I was worried that the whole thing would be UK gags—fish and chips, warm beer, Eastenders, and the like. There is nothing wrong with that, but even on a fifteen-minute episode, the whole thing would feel stale pretty quickly indeed. But actually, with all the tweaks, this was still pretty normal for a Childrens episode. So the Blake Downs character was a French mime called Braedon Downs (Frank Ferrante, best known as a Groucho Marx impressionist, weirdly enough). The gag was pretty much the same—he’s a woefully ineffective doctor.

Of the replacements, Oren Maestro (Dominic Monaghan) got the most attention, which would make sense even if the guest star playing him wasn’t the most recognizable. Monaghan was fun to watch, but I actually was the least interested in his “plotline” of bedding lady doctors and living on the edge (with his Irish cop buddy Briggs telling him to go shoot more terrorists).

Much more amusing was Jaime Murray (whom I know best as Lila from the last season of Dexter I ever paid attention to) as Doctor-Lady or Lady Doctor Kitty Black, trying to impress her posh mother by operating on poor black children or bringing home an Asian man she assumes is Pakistani and Hindu (“I’m Catholic and from the East Midlands,” Dileep Rao as Glenn protests). Frances Fisher’s version of Chief (“the Headmistress”) was also cute, although the romance storyline felt like a barely-disguised version of what we’ve seen before.

Whenever Childrens Hospital does a high-concept episode like this one (which is several times per season, to its credit), I can’t help but applaud the wackiness of the idea, even if the execution was a little lackluster, so I’m going to plant my critical opinion right there for “British Hospital.” Who cares if some of the jokes fell a little flat, or the whole thing would have been by the numbers if it wasn’t a bunch of Brits? There’s still no other show on TV that would pull a stunt like this, and for 11 minutes, it’s worth it.

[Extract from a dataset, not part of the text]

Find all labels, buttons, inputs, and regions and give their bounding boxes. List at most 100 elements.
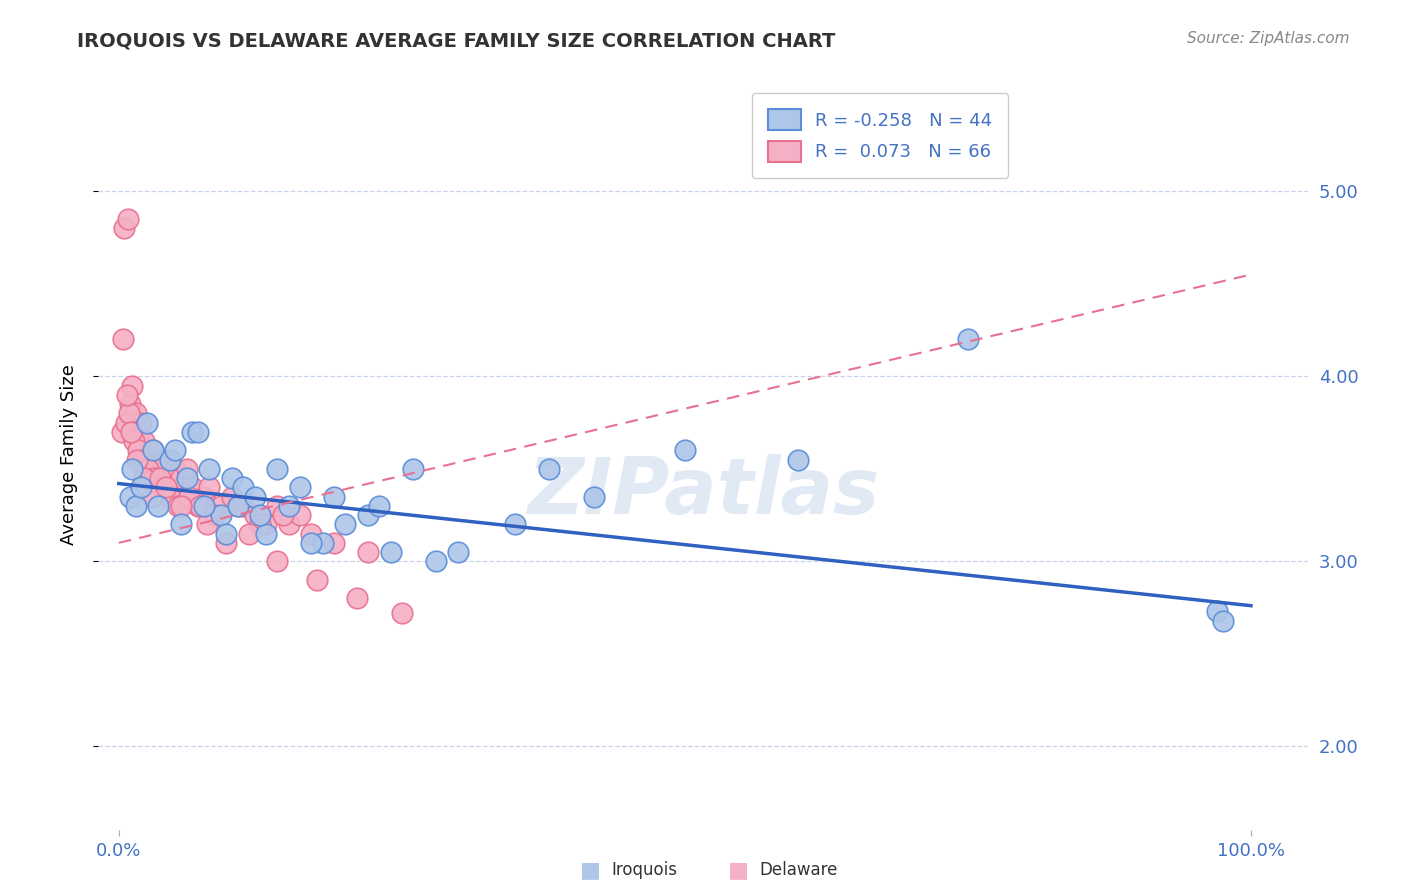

Still, even though I’m impressed that we saw neither hair nor hide of Rob Corddry or Rob Huebel or anyone else, I’ll be happy to return to (somewhat) normal ground next week. Although (and I say this as someone who loves Michael Cera’s voice-overs) if they want to keep Peter Serafinowcz as Michael Caine for the hospital PA system, that’s fine by me. “Greetings hospital staff. Bring out your dead. And transfer them to the morgue. That will suffice.”

Stray observations:

  • The show airs on made-up channel BBC Ten, which is about right.
  • British Childrens was “Established 1888 for medical treatment of the poor and unwashed and Catholics and not Jews.”
  • Kitty likes the look of Glenn. “Oh yes, very attractive, with his brown skin and his brown heritage.”
  • Later, she answers the phone during surgery. “I can’t talk right now, mummy. I’m doing medicine on a poor black girl from a council estate, and my hands are dripping with her poor black blood.”
  • Oren knows how to please his lady. “I kept your appendix in a tin. Wanked off to it. Twice.”